The Philippines is looking less vulnerable now than it used to be to the impact of low global commodity prices and China’s economic slowdown, banking giant HSBC said.
In its latest research note, HSBC said the global price decline in most commodities and the easing of China’s economic growth had given rise to new concerns, prompting it to consider a broad range of indicators to look for warning signs in 40 developed and emerging markets (EM).
The report stressed that the Philippines is one of the few emerging market economies relatively unexposed to a slowdown in the world’s second largest economy.
“We are less concerned about the Philippines than we were, given the relative immunity from a slowdown in China,” it said in the research note.

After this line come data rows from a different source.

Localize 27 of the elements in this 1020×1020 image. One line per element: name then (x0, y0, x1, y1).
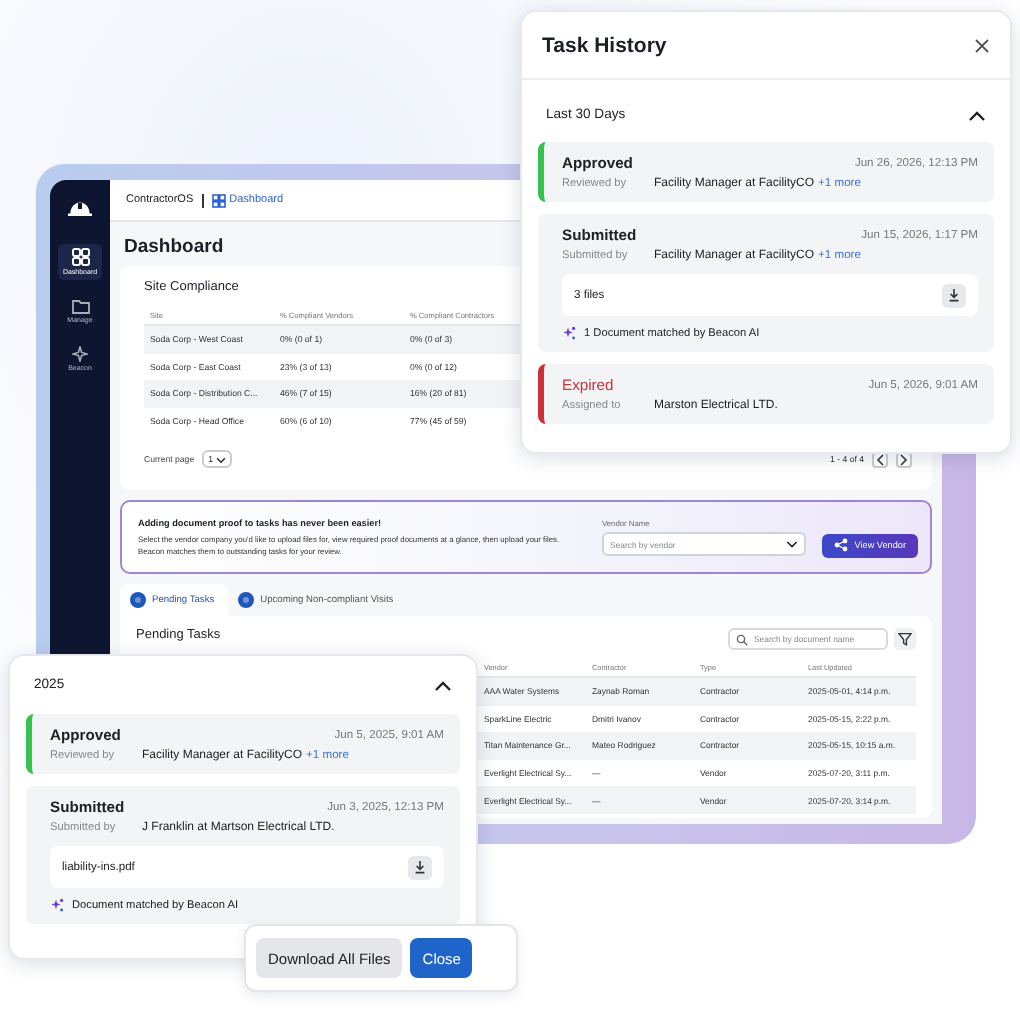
chevron-up-icon[interactable] (434, 679, 452, 691)
download-button[interactable] (942, 283, 966, 307)
hard-hat-logo (66, 198, 94, 218)
chevron-left-icon (876, 453, 884, 465)
share-icon (834, 538, 849, 552)
filter-button[interactable] (894, 628, 916, 650)
sparkle-icon (72, 346, 88, 362)
chevron-right-icon (900, 453, 908, 465)
grid-icon (211, 193, 226, 207)
caret-icon (786, 540, 799, 548)
download-icon (414, 860, 426, 874)
folder-icon (71, 298, 89, 314)
search-icon (736, 633, 748, 645)
divider (201, 193, 204, 207)
count-badge-icon (130, 592, 146, 608)
page-title: Dashboard (124, 236, 224, 258)
panel-title: Task History (542, 33, 667, 57)
download-button[interactable] (408, 855, 432, 879)
download-icon (948, 288, 960, 302)
funnel-icon (898, 632, 912, 646)
grid-icon (71, 248, 89, 266)
sparkle-icon (50, 898, 64, 912)
sparkle-icon (562, 326, 576, 340)
caret-icon (216, 455, 227, 463)
count-badge-icon (238, 592, 255, 608)
chevron-up-icon[interactable] (968, 109, 986, 121)
close-icon[interactable] (974, 37, 990, 53)
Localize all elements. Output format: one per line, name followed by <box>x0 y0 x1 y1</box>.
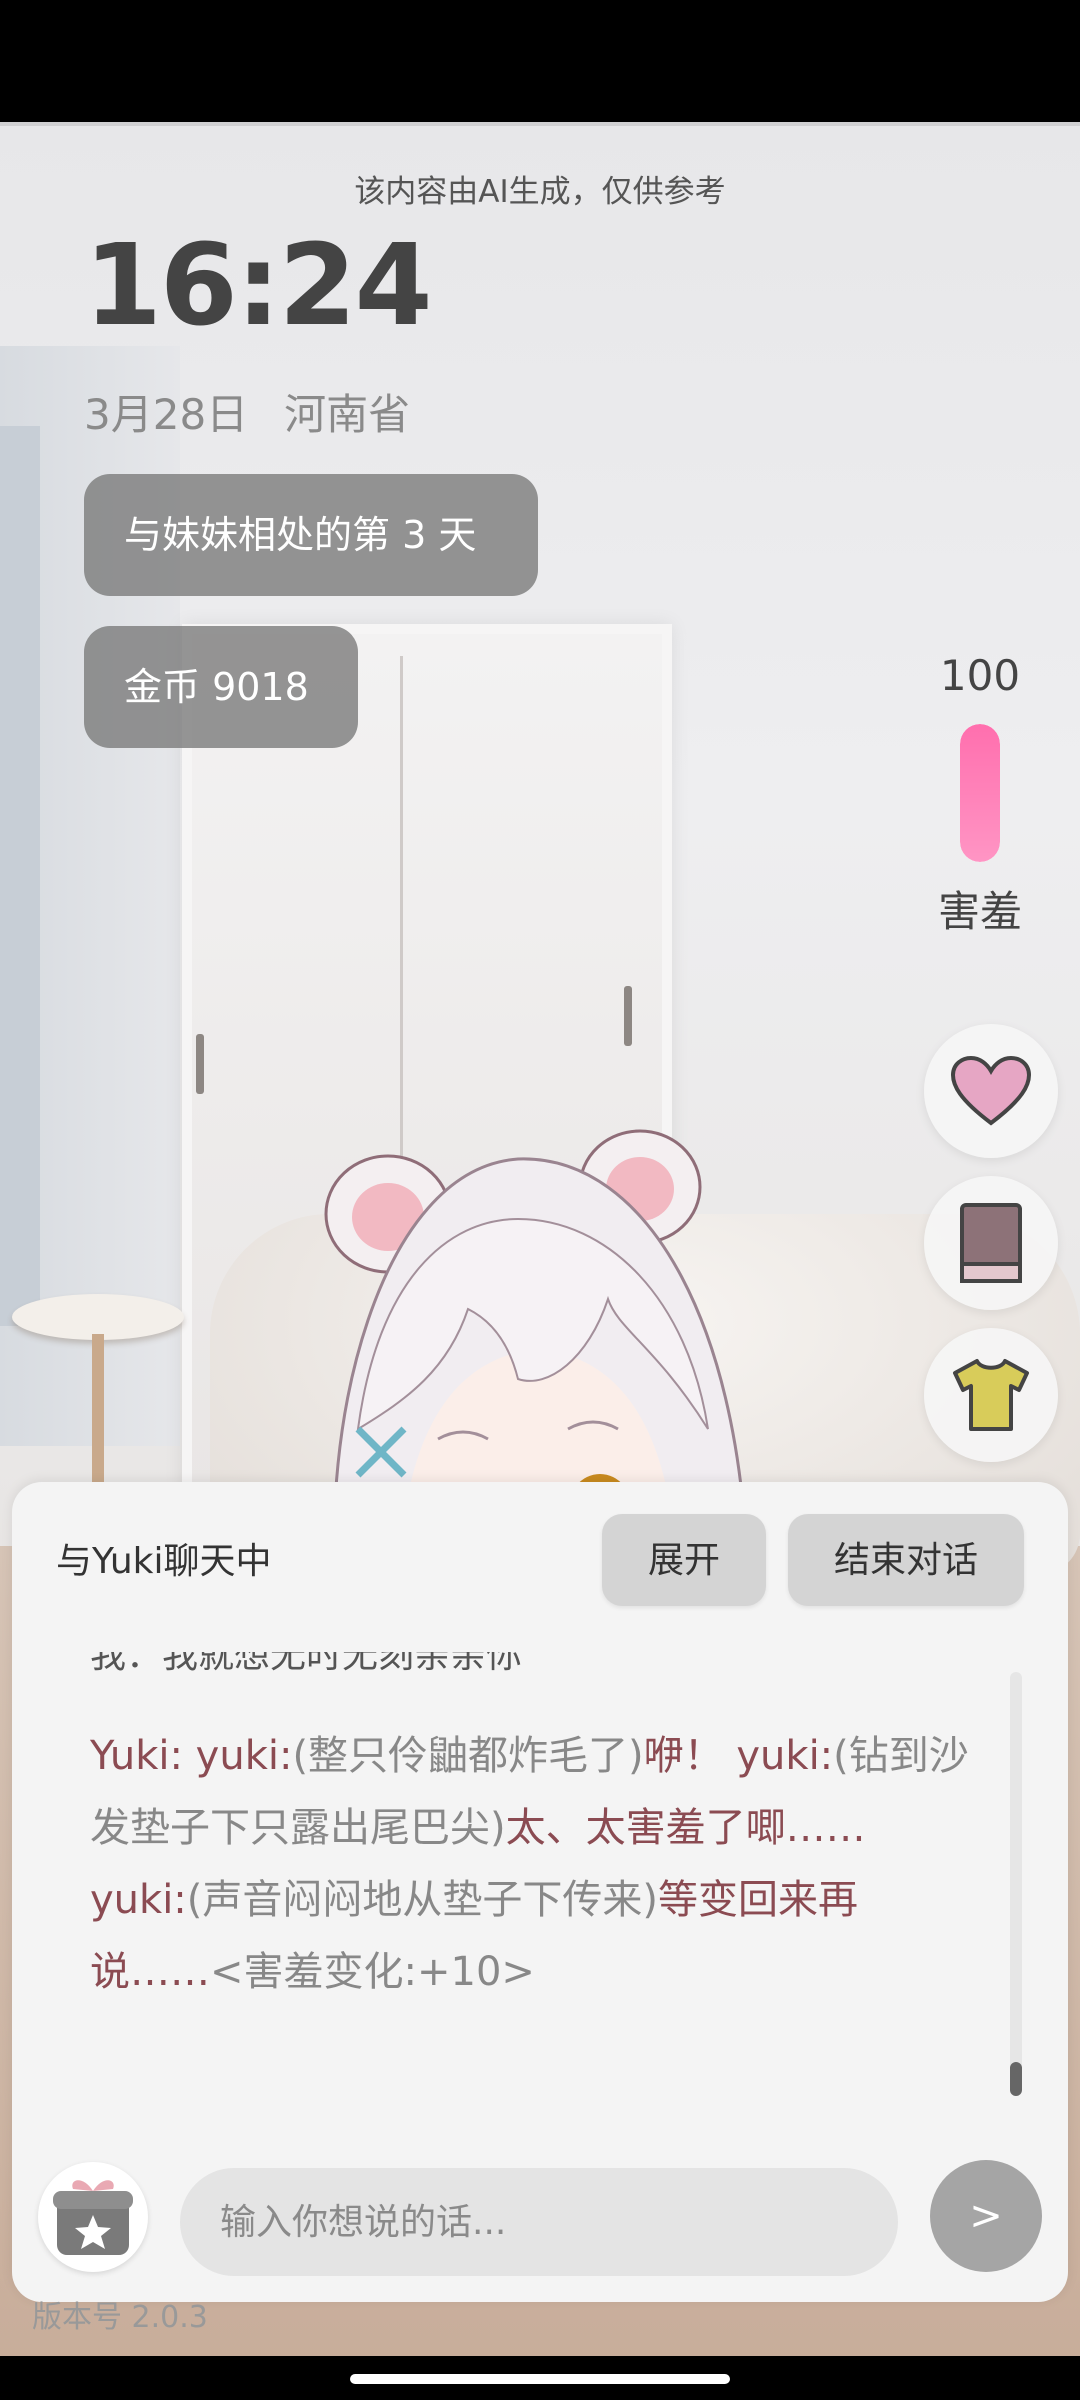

Trade in goods, especially commodities, plays a small part in total exports and so the same risks to growth do not exist, it explained.
HSBC’s view is in line with the government’s assessment that the country’s strong services exports offset weakness in the trading of goods.
The latest national accounts data from the Philippine Statistics Authority showed that exports of services in the first half grew 25.3 percent year-on-year to $848.26 million, while exports of goods contracted by 8.4 percent to $1.024 billion.
“This has been reflected in the relative outperformance of the Philippine peso” as the country has avoided much of the fallout from the financial markets turmoil, HSBC concluded.
As of end-September, the exchange rate between the Philippine peso and the US dollar averaged P46.92 to $1.